Seppure il drenaggio delle risorse nell’ambito dello stesso Paese era iniziato da oltre 30 anni, Milano a fine ‘800 era una città come le altre del neonato Regno d’Italia. Ne condivideva la sorte di miseria e disoccupazione.
In questo contesto storico si innescò nella città la cosiddetta “Rivolta dello stomaco”, o i “Moti del pane”.
Su una miseria atavica, si innestò l’aumento del prezzo del pane, che in pochi mesi raddoppiò. La misura era colma, la povera gente scese nelle piazze di tutta Italia per protestare, ma il Governo del Regno non andò per il sottile e vi furono centinaia di morti in tutta Italia, i maggiori fatti di sangue avvennero però, a Milano.
Il Prefetto Antonio Winspeare, preoccupato dalla piega che stavano prendendo gli eventi e dall’ingrossarsi delle fila degli scioperanti, il 5 maggio 1898 convocò il Generale “Fiorenzo Bava Beccaris”. L’esercito si mise subito all’opera arrestando i capi degli scioperanti il giorno 6 maggio. Gli scioperanti si recarono presso la caserma Trotter per chiedere la liberazione dei loro compagni. La risposta dell’esercito fu una raffica di mitra che lasciò a terra i primi morti.
Il 7 maggio si pensò di organizzare uno sciopero generale di protesta. L’adesione fu imponente, i ferrotramvieri innalzarono barricate in tutta la città, a questo punto il Bava Beccaris decretò lo stato d’assedio.
Il Governò mobilitò 88 battaglioni di fanteria, circa 30000 soldati, 13 squadre di cavalleria, 9 batterie di campagna. Si ebbe un esercito in assetto da guerra contro 40000 civili, perlopiù donne e bambini che presidiavano le barricate.
Bava Beccaris diede l’ordine di usare i cannoni contro questa povera gente, fu una strage 81 morti e 450 feriti.
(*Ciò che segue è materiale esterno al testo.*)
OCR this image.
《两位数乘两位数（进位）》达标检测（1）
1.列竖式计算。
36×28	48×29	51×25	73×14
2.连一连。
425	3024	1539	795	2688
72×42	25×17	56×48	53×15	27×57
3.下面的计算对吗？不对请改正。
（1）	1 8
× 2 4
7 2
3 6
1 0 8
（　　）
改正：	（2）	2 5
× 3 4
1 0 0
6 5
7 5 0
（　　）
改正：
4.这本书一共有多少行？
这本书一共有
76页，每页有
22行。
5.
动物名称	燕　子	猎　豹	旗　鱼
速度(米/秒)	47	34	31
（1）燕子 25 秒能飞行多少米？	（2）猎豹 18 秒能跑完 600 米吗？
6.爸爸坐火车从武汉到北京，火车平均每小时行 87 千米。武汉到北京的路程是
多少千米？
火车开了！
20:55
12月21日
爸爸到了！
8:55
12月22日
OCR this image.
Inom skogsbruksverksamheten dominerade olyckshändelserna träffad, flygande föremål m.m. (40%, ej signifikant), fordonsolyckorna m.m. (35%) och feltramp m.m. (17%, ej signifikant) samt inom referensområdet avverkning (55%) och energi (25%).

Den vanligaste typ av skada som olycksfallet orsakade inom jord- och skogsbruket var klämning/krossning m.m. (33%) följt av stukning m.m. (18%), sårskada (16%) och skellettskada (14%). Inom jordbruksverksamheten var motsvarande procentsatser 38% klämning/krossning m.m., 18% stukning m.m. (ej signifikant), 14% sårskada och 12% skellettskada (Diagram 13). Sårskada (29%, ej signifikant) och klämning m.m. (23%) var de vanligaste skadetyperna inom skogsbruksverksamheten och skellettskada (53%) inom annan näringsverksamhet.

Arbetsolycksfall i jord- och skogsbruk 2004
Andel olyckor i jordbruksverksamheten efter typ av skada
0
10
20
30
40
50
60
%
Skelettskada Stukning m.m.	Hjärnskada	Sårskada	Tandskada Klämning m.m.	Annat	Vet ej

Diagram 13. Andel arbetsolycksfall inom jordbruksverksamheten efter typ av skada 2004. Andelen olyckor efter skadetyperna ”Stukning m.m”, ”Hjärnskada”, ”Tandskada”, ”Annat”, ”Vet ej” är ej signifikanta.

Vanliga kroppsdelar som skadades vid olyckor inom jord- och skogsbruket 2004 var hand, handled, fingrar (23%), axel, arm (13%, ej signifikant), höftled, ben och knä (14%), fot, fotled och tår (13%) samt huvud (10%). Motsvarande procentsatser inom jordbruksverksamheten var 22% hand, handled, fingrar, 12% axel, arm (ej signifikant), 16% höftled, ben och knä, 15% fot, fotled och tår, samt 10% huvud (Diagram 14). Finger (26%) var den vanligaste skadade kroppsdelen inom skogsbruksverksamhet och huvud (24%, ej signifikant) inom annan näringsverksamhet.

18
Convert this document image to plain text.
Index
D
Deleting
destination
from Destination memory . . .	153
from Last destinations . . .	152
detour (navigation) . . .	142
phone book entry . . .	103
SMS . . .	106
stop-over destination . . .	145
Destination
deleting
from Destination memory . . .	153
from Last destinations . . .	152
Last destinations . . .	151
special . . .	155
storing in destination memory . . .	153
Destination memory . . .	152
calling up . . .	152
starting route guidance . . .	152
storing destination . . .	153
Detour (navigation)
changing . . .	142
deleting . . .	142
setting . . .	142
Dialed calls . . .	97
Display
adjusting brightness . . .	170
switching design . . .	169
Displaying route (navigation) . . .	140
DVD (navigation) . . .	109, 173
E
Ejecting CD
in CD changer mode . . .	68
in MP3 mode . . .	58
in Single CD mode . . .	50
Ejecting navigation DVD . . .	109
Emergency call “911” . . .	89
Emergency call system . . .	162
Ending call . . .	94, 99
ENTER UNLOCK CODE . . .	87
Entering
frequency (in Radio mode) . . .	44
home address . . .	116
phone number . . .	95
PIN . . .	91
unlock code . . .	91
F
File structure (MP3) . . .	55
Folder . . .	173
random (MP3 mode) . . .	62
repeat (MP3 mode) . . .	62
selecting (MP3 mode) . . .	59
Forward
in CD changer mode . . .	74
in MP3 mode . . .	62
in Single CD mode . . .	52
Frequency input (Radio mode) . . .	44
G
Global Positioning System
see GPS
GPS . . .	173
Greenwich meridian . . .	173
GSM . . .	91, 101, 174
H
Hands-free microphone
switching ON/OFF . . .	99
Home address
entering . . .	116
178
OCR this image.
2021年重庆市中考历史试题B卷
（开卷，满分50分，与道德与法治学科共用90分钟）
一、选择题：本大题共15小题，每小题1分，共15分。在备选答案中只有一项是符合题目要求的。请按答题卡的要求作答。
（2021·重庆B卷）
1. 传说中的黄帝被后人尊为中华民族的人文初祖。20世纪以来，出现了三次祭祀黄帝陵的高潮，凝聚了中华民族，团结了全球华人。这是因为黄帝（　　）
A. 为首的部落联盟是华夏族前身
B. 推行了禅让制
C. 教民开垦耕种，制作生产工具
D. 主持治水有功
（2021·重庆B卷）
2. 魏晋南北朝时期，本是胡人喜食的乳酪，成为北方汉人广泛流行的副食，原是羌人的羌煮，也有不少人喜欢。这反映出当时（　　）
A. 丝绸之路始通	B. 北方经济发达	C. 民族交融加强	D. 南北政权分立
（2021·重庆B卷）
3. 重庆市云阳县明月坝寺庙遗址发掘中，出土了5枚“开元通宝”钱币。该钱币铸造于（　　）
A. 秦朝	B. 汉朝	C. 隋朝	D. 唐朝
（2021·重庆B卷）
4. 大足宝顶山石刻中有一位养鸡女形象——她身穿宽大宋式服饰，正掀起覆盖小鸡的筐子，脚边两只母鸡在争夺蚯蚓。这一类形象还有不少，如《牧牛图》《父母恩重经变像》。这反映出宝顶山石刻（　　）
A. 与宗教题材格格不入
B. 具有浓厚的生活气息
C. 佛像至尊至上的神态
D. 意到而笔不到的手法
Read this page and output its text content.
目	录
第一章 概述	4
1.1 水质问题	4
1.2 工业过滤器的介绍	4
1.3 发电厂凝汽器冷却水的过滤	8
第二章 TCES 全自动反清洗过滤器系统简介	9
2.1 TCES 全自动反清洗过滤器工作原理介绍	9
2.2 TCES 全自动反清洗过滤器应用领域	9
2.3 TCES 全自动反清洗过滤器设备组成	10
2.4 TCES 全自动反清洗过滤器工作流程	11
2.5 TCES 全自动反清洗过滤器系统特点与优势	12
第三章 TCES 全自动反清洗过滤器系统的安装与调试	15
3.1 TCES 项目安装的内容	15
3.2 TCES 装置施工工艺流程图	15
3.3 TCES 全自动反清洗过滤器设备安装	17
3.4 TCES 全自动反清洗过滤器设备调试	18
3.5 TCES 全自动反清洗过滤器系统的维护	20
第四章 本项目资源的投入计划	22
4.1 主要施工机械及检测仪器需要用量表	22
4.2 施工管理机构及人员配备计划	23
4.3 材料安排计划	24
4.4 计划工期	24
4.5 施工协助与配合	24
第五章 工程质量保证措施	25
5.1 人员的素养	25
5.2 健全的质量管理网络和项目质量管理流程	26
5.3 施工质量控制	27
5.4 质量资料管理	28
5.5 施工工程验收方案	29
La protesta era domata.
Da Roma si congratularono con il “macellaio di Milano” ed il re Umberto I lo insignì personalmente della Medaglia d’oro al Valor militare e la Gran Croce dell’Ordine militare dei Savoia. Il 16 giugno lo ricompensò ulteriormente con un seggio al Senato.
Facendo sfregio dei poveri morti Umberto I firmò la sua condanna a morte. L’anno successivo Gaetano Bresci uccise il re, e confessò che l’aveva fatto per vendicare i morti di Milano e per l’offesa della decorazione a Bava Beccaris.
A San Bartolomeo in Galdo invece, si decise di commemorare il Re Umberto I dedicandogli una delle piazze principali.
Mi chiedo se sia giusto continuare a intitolare Piazza Umberto I a colui che ha ultradecorato il “Macellaio di Milano” e non ad un benemerito di San Bartolomeo e della Valfortore quale Padre Antonio Dota o Gianni Vergineo, oppure il prof. Fiorangelo Morrone, o padre Egidio Circelli.